Isolation only furthers Putin’s grip on his population.  Engagement, on the other hand, opens new opportunities for Putin to exploit and burnish his domestic and international image.  What Putin craves the most is publicity and that publicity has been readily supplied by dolts in the West. If a couple hundred thousand in Facebook ads can influence an American election as some seem to believe, then American democracy has more to worry about than Russian interference.

If isolation via sanctions and engagement will not work against someone like Putin, then what is left?  One should take a cue from Saul Alinsky’s Rule For Radicals, itself basically a Russian-baked handbook.  Litivenko was a proverbial pain in Putin’s ass, but one he could live with but for one article penned by the deceased dissident.  That article accused Putin of pedophilia and brought about the death of Litivenko.

Advertisement

Mockery in its most gross form works well against dictators.  Obviously, charges of pedophilia hit home in Putin’s mind.

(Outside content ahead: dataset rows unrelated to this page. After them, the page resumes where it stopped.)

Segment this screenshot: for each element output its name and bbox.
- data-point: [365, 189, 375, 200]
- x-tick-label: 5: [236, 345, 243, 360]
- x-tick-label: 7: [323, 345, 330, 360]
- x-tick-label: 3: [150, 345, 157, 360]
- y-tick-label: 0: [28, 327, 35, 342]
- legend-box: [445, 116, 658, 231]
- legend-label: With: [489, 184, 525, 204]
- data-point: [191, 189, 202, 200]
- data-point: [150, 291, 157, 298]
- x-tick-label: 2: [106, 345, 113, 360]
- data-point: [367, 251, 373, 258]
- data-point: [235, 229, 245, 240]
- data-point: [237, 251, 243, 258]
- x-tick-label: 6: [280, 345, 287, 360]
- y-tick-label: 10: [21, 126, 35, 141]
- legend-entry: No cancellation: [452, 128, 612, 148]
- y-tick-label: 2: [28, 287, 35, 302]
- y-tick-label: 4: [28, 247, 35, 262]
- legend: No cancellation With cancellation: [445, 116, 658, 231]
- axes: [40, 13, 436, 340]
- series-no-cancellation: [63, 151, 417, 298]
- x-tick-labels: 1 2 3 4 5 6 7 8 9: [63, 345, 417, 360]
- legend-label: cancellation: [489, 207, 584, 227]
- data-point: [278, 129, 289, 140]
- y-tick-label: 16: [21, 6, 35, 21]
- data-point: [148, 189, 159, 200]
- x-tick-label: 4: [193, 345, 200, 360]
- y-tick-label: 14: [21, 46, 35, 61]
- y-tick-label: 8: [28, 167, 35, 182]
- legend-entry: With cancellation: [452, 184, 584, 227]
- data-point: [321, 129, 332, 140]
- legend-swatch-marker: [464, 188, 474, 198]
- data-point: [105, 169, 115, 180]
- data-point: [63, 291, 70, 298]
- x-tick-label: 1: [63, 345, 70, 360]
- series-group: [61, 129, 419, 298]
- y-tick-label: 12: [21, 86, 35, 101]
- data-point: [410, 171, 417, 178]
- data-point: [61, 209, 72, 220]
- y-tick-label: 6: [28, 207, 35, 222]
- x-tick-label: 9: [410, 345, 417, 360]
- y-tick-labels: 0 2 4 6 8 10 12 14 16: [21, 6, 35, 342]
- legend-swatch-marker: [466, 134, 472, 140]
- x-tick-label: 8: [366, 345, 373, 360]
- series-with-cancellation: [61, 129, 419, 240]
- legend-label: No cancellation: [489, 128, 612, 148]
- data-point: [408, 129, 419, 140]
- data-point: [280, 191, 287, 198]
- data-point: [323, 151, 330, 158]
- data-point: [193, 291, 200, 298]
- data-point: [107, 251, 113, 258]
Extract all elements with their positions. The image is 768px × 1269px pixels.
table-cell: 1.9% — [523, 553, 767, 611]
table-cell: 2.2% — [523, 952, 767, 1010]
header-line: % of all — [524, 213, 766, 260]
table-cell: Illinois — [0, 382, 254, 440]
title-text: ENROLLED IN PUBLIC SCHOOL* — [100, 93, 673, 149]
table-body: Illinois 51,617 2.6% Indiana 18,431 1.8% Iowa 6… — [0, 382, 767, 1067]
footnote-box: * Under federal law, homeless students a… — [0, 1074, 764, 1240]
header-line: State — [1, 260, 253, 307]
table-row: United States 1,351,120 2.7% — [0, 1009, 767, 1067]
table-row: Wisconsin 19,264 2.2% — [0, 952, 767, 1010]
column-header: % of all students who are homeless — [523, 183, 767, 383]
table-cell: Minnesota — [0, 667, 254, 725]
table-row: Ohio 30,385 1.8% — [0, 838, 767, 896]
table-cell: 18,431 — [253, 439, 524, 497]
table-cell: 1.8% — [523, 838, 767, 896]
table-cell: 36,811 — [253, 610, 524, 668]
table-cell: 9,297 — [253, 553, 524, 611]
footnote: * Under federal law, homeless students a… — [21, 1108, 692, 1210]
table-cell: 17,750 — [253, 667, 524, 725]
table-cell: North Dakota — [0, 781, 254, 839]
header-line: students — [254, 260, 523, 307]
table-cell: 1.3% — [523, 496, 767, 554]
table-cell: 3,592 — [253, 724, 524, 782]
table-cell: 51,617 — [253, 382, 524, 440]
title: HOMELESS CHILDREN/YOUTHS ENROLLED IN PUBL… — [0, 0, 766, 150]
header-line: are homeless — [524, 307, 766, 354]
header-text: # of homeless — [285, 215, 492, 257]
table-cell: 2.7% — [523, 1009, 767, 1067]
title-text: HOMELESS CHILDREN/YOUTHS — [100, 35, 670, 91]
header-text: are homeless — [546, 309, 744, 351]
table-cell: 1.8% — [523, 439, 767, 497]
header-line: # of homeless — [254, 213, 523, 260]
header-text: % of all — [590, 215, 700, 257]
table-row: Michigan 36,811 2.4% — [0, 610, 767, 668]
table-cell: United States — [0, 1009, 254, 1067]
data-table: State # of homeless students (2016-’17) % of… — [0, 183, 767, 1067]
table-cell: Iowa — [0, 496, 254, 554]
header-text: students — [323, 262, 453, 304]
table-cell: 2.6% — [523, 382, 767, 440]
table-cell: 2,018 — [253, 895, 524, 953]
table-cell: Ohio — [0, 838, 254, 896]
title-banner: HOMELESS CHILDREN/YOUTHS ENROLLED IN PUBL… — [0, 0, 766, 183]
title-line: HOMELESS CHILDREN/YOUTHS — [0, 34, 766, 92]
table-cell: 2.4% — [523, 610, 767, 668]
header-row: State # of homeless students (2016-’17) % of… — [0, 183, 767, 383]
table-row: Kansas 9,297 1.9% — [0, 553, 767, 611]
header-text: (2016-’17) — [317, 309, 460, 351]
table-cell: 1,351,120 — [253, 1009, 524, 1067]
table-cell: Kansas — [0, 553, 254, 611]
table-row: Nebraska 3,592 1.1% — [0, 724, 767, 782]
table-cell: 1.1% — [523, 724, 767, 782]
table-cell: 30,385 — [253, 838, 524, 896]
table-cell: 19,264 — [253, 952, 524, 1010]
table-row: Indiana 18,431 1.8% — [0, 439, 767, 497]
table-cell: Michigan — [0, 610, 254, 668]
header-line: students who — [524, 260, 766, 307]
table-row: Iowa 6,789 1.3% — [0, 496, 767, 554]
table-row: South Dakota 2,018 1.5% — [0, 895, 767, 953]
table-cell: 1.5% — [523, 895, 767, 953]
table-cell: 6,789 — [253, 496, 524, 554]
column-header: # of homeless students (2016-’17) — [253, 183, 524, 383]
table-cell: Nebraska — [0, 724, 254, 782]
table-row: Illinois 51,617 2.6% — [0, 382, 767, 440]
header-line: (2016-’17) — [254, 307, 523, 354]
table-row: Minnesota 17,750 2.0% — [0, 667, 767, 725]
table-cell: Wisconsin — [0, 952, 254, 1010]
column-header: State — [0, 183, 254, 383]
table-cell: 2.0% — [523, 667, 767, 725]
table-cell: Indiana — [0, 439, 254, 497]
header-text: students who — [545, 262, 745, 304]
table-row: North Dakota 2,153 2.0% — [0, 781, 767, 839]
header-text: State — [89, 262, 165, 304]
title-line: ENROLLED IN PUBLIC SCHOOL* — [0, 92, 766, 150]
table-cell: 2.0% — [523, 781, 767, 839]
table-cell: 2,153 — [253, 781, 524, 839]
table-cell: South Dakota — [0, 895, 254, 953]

The constant bombardment of Putin’s cronyism and his wealth is also an avenue of attack.  If the West wants to undermine Putin both internationally and in Russia, a relentless parade of parody and satire sprinkled with truisms about Putin may be the panacea to bring down his dictatorship.  Putin lives for publicity; he kills purveyors of bad publicity.

In the end, mockery may be the water that feeds the seeds of true democracy in Russia.  At the very least, we need to stop being unwitting enablers of Putin by making him appear more powerful than what he truly is: a two-bit dictator who has bankrupted his nation into third world status.